Мистер Морг

Если и было между ними что-то общее, помимо работы в бюро «Герральд», так это шрамы. Мэтью удостоился отметины в виде полумесяца, начинавшейся прямо над правой бровью и, изгибаясь, шедшей вверх через весь лоб, – она всю жизнь будет напоминать ему о схватке с медведем, в которую он вступил три года назад в лесных дебрях, и ему еще повезло, что он продолжает ходить по земле. Лицо Грейтхауса украшал ломаный шрам, рассекший левую бровь, – им его наградила третья жена, метнувшая в него разбитую чашку (рассказывал он об этом с обидой). Жена, разумеется, бывшая, и Мэтью не спрашивал, что с ней потом сталось. Но справедливости ради стоит сказать, что настоящую коллекцию шрамов – оставленных кинжалом убийцы, мушкетной пулей и ударом шпаги наотмашь – он носил под рубашкой.

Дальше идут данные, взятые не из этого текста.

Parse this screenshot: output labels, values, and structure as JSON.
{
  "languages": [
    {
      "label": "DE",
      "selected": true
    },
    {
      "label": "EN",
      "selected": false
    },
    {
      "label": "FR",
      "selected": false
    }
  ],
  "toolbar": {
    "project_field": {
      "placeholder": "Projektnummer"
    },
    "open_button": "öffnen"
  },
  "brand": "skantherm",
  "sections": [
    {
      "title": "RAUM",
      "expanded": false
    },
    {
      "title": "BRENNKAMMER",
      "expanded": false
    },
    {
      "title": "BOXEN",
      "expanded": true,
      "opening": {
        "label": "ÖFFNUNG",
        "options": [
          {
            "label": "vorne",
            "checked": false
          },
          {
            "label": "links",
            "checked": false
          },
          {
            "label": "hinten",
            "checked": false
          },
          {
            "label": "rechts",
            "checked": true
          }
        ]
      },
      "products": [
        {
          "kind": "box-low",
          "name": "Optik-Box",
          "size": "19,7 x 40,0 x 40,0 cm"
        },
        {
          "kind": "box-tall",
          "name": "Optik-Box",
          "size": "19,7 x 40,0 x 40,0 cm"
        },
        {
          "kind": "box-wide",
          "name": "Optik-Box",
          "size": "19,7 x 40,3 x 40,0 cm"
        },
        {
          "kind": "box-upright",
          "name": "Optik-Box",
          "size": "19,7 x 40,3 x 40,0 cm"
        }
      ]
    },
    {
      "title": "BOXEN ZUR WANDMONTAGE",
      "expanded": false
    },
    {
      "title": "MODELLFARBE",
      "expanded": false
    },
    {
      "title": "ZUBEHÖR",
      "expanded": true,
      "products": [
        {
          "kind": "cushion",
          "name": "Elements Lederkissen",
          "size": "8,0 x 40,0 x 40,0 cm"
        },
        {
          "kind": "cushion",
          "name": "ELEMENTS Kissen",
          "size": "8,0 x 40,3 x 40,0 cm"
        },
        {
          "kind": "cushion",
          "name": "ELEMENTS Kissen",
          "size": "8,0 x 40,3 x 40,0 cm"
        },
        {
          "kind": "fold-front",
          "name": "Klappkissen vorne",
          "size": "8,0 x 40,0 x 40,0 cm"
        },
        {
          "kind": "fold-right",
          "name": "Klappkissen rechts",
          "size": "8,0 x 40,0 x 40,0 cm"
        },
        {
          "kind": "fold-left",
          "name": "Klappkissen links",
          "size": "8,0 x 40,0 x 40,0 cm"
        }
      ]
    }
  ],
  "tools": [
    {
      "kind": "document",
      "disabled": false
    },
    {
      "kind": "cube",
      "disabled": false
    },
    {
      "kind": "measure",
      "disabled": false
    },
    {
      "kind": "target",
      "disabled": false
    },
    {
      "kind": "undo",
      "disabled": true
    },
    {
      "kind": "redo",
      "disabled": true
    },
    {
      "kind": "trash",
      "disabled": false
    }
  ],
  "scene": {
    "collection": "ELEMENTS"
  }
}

Они приближались к величественному трехэтажному зданию ратуши, построенному из желтого камня там, где Брод-стрит встречалась с Уолл-стрит. В некоторых окнах горел свет: дела городские заставляли чиновников работать допоздна. Здание окружали строительные леса: на самом верху крыши, дабы флаг Соединенного Королевства развевался поближе к небесам, возводилась башенка. Мэтью подумал: каково там сейчас городскому коронеру, дельному, но чудаковатому Эштону Маккаггерсу, слушать, как рабочие колотят молотками и что-то пилят прямо у него над головой, ведь он жил в своем удивительном музее скелетов и других зловещих экспонатов на чердаке ратуши. Грейтхаус свернул направо и пошел по Уолл-стрит в сторону гавани. Мэтью представил себе, как раб Маккаггерса Зед скоро заберется в башенку и будет созерцать оттуда кипящую жизнь растущего города и морского порта, – Мэтью знал, что этот великан-африканец любит тихонько посидеть на крыше, глядя, как мир под ним торгуется, трудится, ругается и вообще борется сам с собой.